Paladin reports Malawi VP Kachali to ACB over alleged ‘extortion’

Australian uranium miner, Paladin Energy Limited, operators of the Kayerekera mine in Karonga district has lodged an official complaint with Anti Corruption Bureau (ACB) following allegations that Malawi’s vice president Khumbo Kachali  through intermediaries had solicited US$1 million (about MK360 million) ‘gift’ from the company.

Nyasa Times last year reported that a senior government official was soliciting bribes from Paladin. An investigation on the matter has been ongoing.  Nyasa Times asked General Manager for International Affairs Greg Walker about the allegations.

Walker confirmed there were advances made to Paladin that the company should palm-oil the powers that be.

He said Paladin was advised by a journalist (whose identity has been reported to Anti Corruption Bureau –ACB) that he allegedly was approached by ruling People’s Party representative suggesting that a message be conveyed to the Company “indicating that we ought to provide financial support to the current government as we allegedly had done for the former government.”

Greg Walker of Paladin: Reported  to ACB

Greg Walker of Paladin: Reported to ACB

Walker reiterated that Paladin’s Corporate Governance Policy prohibits payments (either bribes or donations) to politicians or political parties.“Paladin had not done so with the DPP and would not do so now with the People’s Party. I made this position very clear at the time and I reiterate it now,” he said.

Walker said in a written response “no direct approach was made to the Company, but in light of the seriousness of the allegation, I sought legal advice on what course of action Paladin should take in these circumstances.”

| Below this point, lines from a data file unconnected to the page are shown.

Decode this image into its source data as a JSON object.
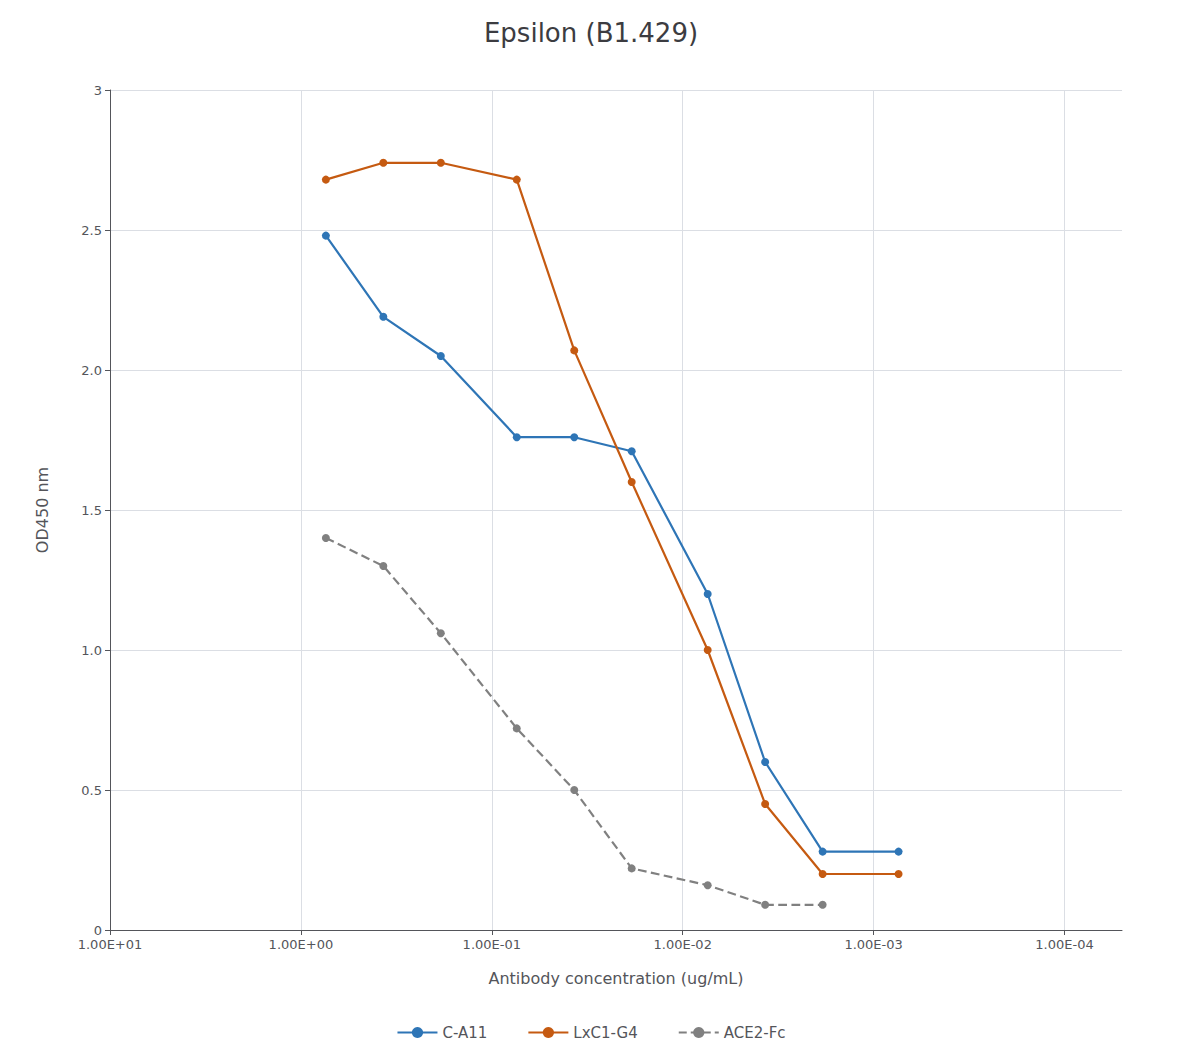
{
  "chart_data": {
    "type": "line",
    "title": "Epsilon (B1.429)",
    "xlabel": "Antibody concentration (ug/mL)",
    "ylabel": "OD450 nm",
    "series": [
      {
        "name": "C-A11",
        "color": "#2E75B6",
        "line_style": "solid",
        "marker": "circle",
        "x": [
          0.74,
          0.37,
          0.185,
          0.074,
          0.037,
          0.0185,
          0.0074,
          0.0037,
          0.00185,
          0.00074
        ],
        "values": [
          2.48,
          2.19,
          2.05,
          1.76,
          1.76,
          1.71,
          1.2,
          0.6,
          0.28,
          0.28
        ]
      },
      {
        "name": "LxC1-G4",
        "color": "#C55A11",
        "line_style": "solid",
        "marker": "circle",
        "x": [
          0.74,
          0.37,
          0.185,
          0.074,
          0.037,
          0.0185,
          0.0074,
          0.0037,
          0.00185,
          0.00074
        ],
        "values": [
          2.68,
          2.74,
          2.74,
          2.68,
          2.07,
          1.6,
          1.0,
          0.45,
          0.2,
          0.2
        ]
      },
      {
        "name": "ACE2-Fc",
        "color": "#808080",
        "line_style": "dashed",
        "marker": "circle",
        "x": [
          0.74,
          0.37,
          0.185,
          0.074,
          0.037,
          0.0185,
          0.0074,
          0.0037,
          0.00185
        ],
        "values": [
          1.4,
          1.3,
          1.06,
          0.72,
          0.5,
          0.22,
          0.16,
          0.09,
          0.09
        ]
      }
    ],
    "log": "x",
    "xlim": [
      10.0,
      5e-05
    ],
    "xticks": [
      {
        "value": 10,
        "label": "1.00E+01"
      },
      {
        "value": 1,
        "label": "1.00E+00"
      },
      {
        "value": 0.1,
        "label": "1.00E-01"
      },
      {
        "value": 0.01,
        "label": "1.00E-02"
      },
      {
        "value": 0.001,
        "label": "1.00E-03"
      },
      {
        "value": 0.0001,
        "label": "1.00E-04"
      }
    ],
    "ylim": [
      0,
      3.0
    ],
    "yticks": [
      0,
      0.5,
      {
        "value": 1.0,
        "label": "1.0"
      },
      1.5,
      {
        "value": 2.0,
        "label": "2.0"
      },
      2.5,
      3
    ],
    "grid": true,
    "legend": "bottom"
  }
}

Walker said the first advances for soliciting bribes were around mid-October 2012 and then there were allegedly a couple of follow-up calls.

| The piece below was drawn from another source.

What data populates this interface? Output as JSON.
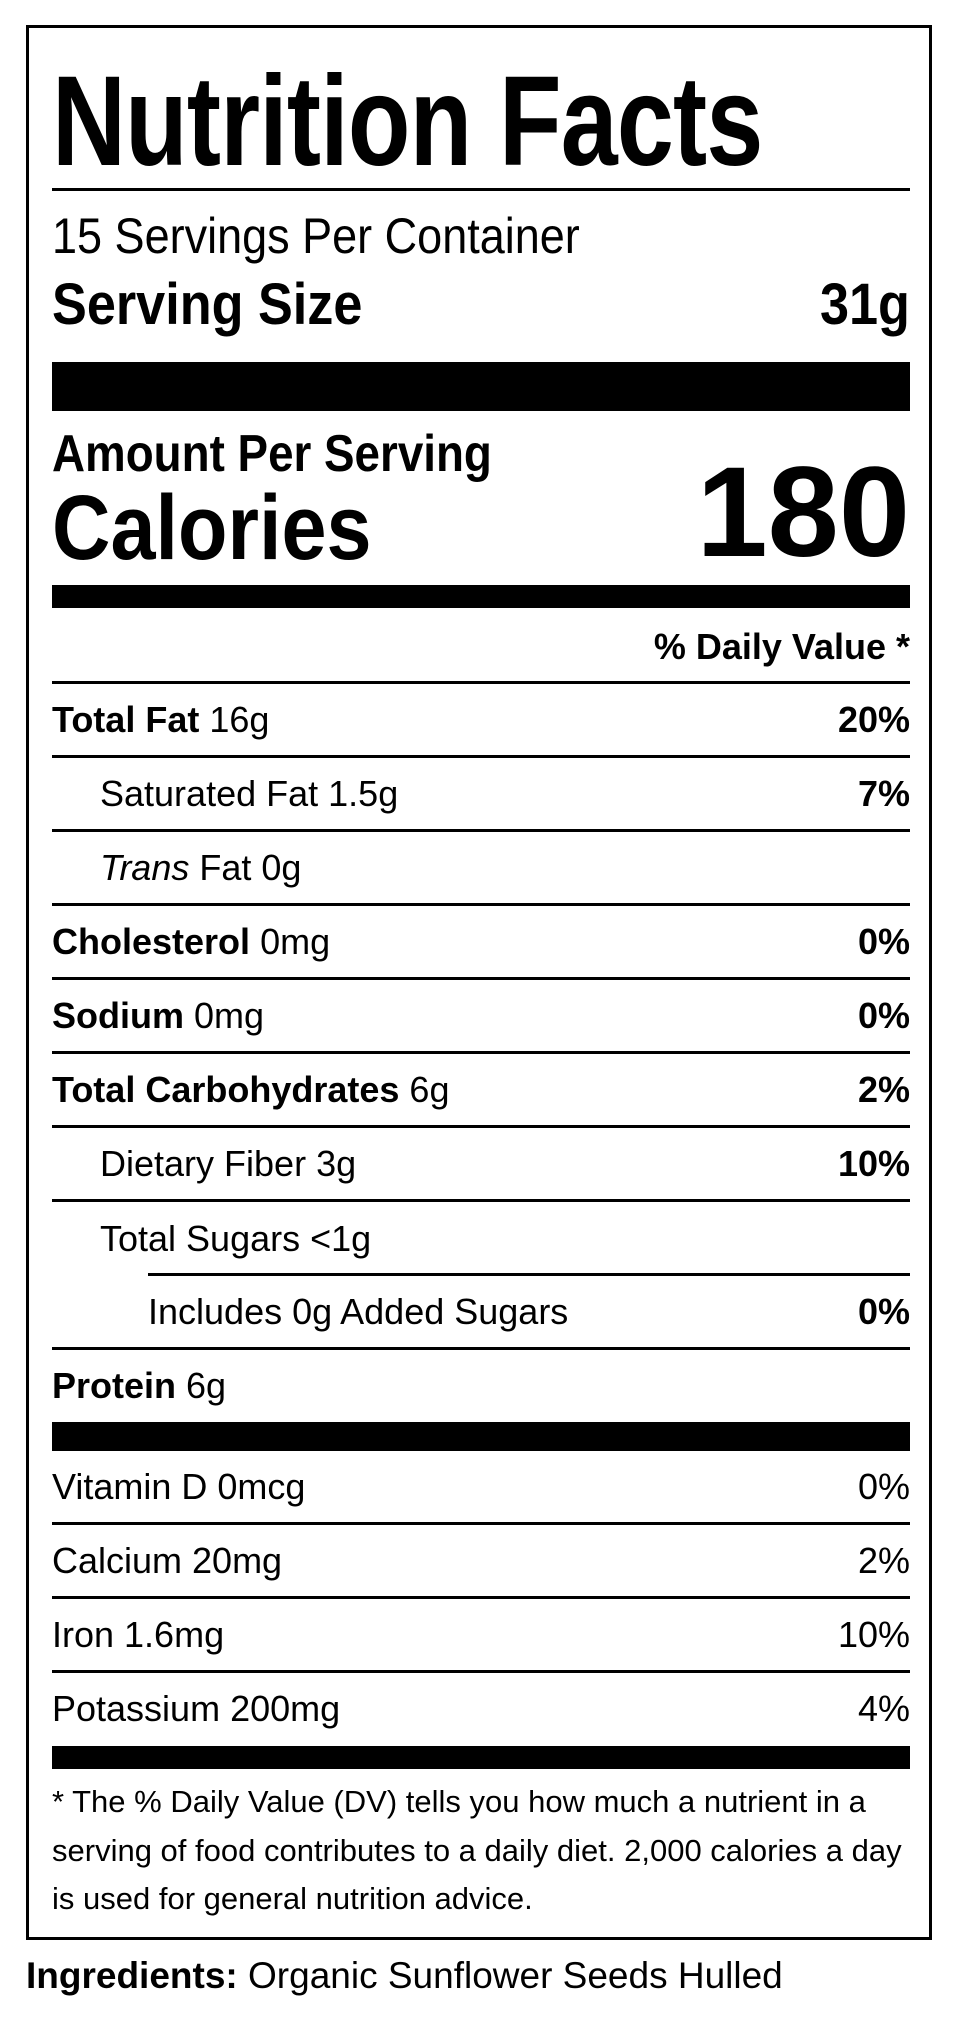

He said at first he reported the matter to the Director of Mining, Charles Kaphwiyo.

“The circumstances of the matter were unusual, insofar as no direct contact was made by the cited political figure to the Company. The message was conveyed via a third party, so the information may or may not have been factual and the named individual may well have had no knowledge of the approach being made in his or her name,” said Walker.

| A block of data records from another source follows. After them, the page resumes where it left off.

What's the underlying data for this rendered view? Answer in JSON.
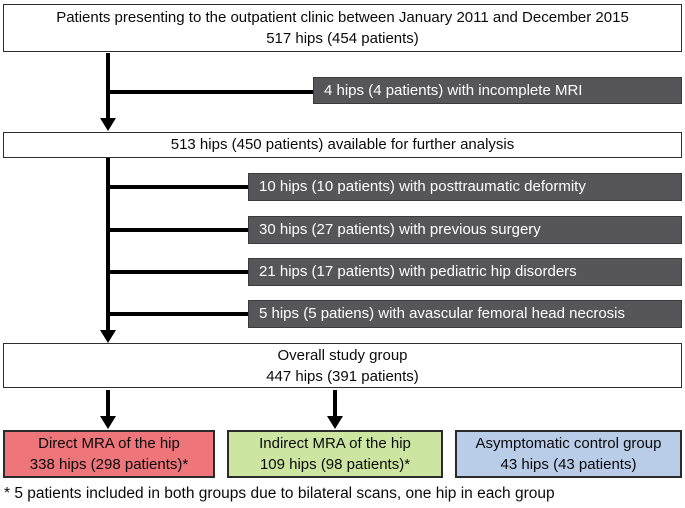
{
  "diagram": {
    "enrollment": {
      "line1": "Patients presenting to the outpatient clinic between January 2011 and December 2015",
      "line2": "517 hips (454 patients)"
    },
    "exclusion_incomplete_mri": "4 hips (4 patients) with incomplete MRI",
    "available": "513 hips (450 patients) available for further analysis",
    "exclusions": [
      "10 hips (10 patients) with posttraumatic deformity",
      "30 hips (27 patients) with previous surgery",
      "21 hips (17 patients) with pediatric hip disorders",
      "5 hips (5 patiens) with avascular femoral head necrosis"
    ],
    "overall": {
      "line1": "Overall study group",
      "line2": "447 hips (391 patients)"
    },
    "groups": [
      {
        "label": "Direct MRA of the hip",
        "count": "338 hips (298 patients)*"
      },
      {
        "label": "Indirect MRA of the hip",
        "count": "109 hips (98 patients)*"
      },
      {
        "label": "Asymptomatic control group",
        "count": "43 hips (43 patients)"
      }
    ],
    "footnote": "* 5 patients included in both groups due to bilateral scans, one hip in each group"
  },
  "colors": {
    "exclusion_bg": "#565658",
    "exclusion_text": "#ffffff",
    "direct_mra_bg": "#ee767b",
    "indirect_mra_bg": "#cce6a2",
    "control_bg": "#b9cce8",
    "connector": "#000000"
  }
}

“The suggestion was also of a ‘gift’ and not a payment in exchange for a specific service such that it would constitute a bribe, so the issue was not as clear cut as you imply. I sought legal advice as to what was the proper cause of action for the Company to take in such circumstances. In fact, the advice was that the approach was of such a tenuous nature that there was no requirement in law for the Company to draw it to the attention of the ACB.”

Paladin boss also confirmed that he had a meeting with ACB director Justice Rizine Mzikamanda, on 06 December 2012 where he was assured that the bureau will determine whether an investigation could be launched or not.

“I also requested the ACB to investigate the allegations made against Paladin by MP Lifred Nawena, who defamed Paladin and Company executives by claiming in the National Assembly to have evidence of wrong-doing by the Company, yet has not made a formal complaint against the Company nor presented his ‘evidence’ to the ACB,” Walker said.

However, under Malawi’s laws, Parliament is a privileged institution hence MPs have immunity from prosecution regarding utterances they make during the sitting of the National Assembly.

But Malawi’s Veep Khumbo Kachali through his Public Relations Officer Kondwani Munthali has rubbished the allegations saying “they do not make sense and lacks logic”.

“This is one of the many allegations many people hallucinate about and later translate their figment of imagination into a moving picture,” said Munthali.

“How can a Vice President use a journalist or let alone a human being of whatever category as an intermediary to a company that he has never had any business with, he does not speak to and has never interacted with formally or informally,” Munthali told Nyasa Times.

Malawi Government is increasingly under pressure from various stakeholders to renegotiate the contract for uranium mining investment at Kayelekera. But Paladin has argued that Malawi cannot currently renegotiate the mining deal, saying doing so would be breaching the provisions of the agreement.